I sure do love you guys. Thanks for listening, for your presence here with me. <3

This entry was posted in Encountering God in the Messy, Family Moments, Grief and Loss, Learning Authenticity, mental health, misc. walking with Jesus, Parenting, special needs parenting, Uncategorized. Bookmark the permalink.

7 Responses to some honesty: why i’m mostly silent these days

  1. Shona says:

    I love you Dana . Thanks for sharing. I can hold you a bit tighter in my prayers and my heart now that I know a little more of the ache in yours.

  2. Barbie says:

    Oh Dana. By the end, I’m in tears. I am completely filled with such a love and compassion for you, your kids, your husband. I will pray for you my friend. Am doing so now. God will not leave you in the dark. I am thankful you feel this is a safe place to acknowledge all the feelings you have inside of you. Please keep writing, as much as you feel the energy that you can. He’s with you my friend. He will bring you through. Hugs!
    Barbie recently posted…I Shall Not Want // Glimpses Link UpMy Profile

  3. Candice Fields says:

    I love it Dana! Not that you’re struggling, but that you’re saying the things I hear & experience in my own mind & heart all the time. I’m just glad I have friends who don’t expect communication & when we do, it’s a blessing to pick up where we left off. (Like you… Never any pressure or guilt, just love & understanding). I look at the practical & say, “wow! What an amazing life I have!”, yet do the same exhausted overwhelmed flop sometimes in the middle of the day, just exasperated with “how can I even move forward”, then I get some time without the kids or husband, and I just sit there, paralyzed, like “I should be cleaning bathrooms, but I don’t wAnt to… I just want to sit & stare and think in the quiet”. I get it. Your words are refreshing because you SAID them! Amen! And God is Good & Faithful & He wins! Love you, love your heart. Thank you for taking the time & strength to share. 😉
    -Candy

  4. Jolene says:

    Thank you so much Dana for your openness and honesty. You don’t know how much your words encourage me. I am an extrovert, who still loves being around my people, but I have noticed that during this season that I have become more introverted. I told my hubby I wanted k-cups and kindle books for my birthday earlier this month, and of course quiet time to drink coffee and read books. I want to love my children in a way that they are best able to receive and pour myself into connecting relationally with them too. I far too often get lazy in this quest, but I know I need to press on, because this is so important. Thank you again for sharing your heart.

  5. Brad Strait says:

    I’m a writer, blogger, and professor. I read and write and speak for a living–words are my life. I’ve read hundreds of papers and thousands of books and blogs. So, in a gracious way, let me grade this as if it were a paper.

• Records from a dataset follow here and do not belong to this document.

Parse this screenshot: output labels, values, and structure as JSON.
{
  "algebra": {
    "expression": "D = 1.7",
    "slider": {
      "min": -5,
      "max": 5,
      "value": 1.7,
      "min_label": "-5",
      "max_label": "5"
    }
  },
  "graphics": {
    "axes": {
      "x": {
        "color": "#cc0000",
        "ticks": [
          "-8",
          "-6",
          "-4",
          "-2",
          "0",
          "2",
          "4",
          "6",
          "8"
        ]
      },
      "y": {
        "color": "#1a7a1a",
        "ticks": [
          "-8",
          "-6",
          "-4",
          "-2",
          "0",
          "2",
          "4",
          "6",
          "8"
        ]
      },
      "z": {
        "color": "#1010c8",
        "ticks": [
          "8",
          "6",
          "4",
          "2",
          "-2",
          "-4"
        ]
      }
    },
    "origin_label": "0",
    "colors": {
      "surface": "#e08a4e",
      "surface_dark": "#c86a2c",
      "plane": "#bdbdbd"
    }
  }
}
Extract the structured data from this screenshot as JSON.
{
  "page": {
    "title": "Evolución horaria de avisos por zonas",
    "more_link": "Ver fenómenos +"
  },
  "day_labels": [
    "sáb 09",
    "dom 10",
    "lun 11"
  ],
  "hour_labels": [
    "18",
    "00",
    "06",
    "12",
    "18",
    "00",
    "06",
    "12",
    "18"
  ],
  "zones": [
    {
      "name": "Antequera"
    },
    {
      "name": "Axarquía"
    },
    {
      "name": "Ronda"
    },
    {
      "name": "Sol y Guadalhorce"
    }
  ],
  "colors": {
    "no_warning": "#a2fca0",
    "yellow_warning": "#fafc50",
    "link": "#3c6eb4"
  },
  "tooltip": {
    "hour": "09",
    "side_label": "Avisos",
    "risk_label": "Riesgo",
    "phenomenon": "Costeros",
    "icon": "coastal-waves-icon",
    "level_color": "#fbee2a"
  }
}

    “Well written. Raw but insightful, without pretense. Spirit-led, with a sense of flow which both dances and settles. This writing walks the fine knife-edge of transparency and appropriateness. Moved me. Really moved me, and that’s the best. The best kind of writing, Dana. Not for a grade. But written for health. And for life. Thank you. And don’t ever stop writing. Summer’s coming. And Jesus’s faithful.”

  6. I am not a professor like Brad above, nor am I a professional writer…However, I DO agree with his comments above. You have shared in such a way it doesn’t really matter for us to know details. That’s not always the case with reading I do. Praying for you now as I type this, entrusting you to Jesus. I have been noticing that beauty and brokenness often live right beside each other. You have done this in your post here.

  7. Tara says:

    Oh sweet Dana, it is so good to hear from you. Continuing to pray for you all. Love you!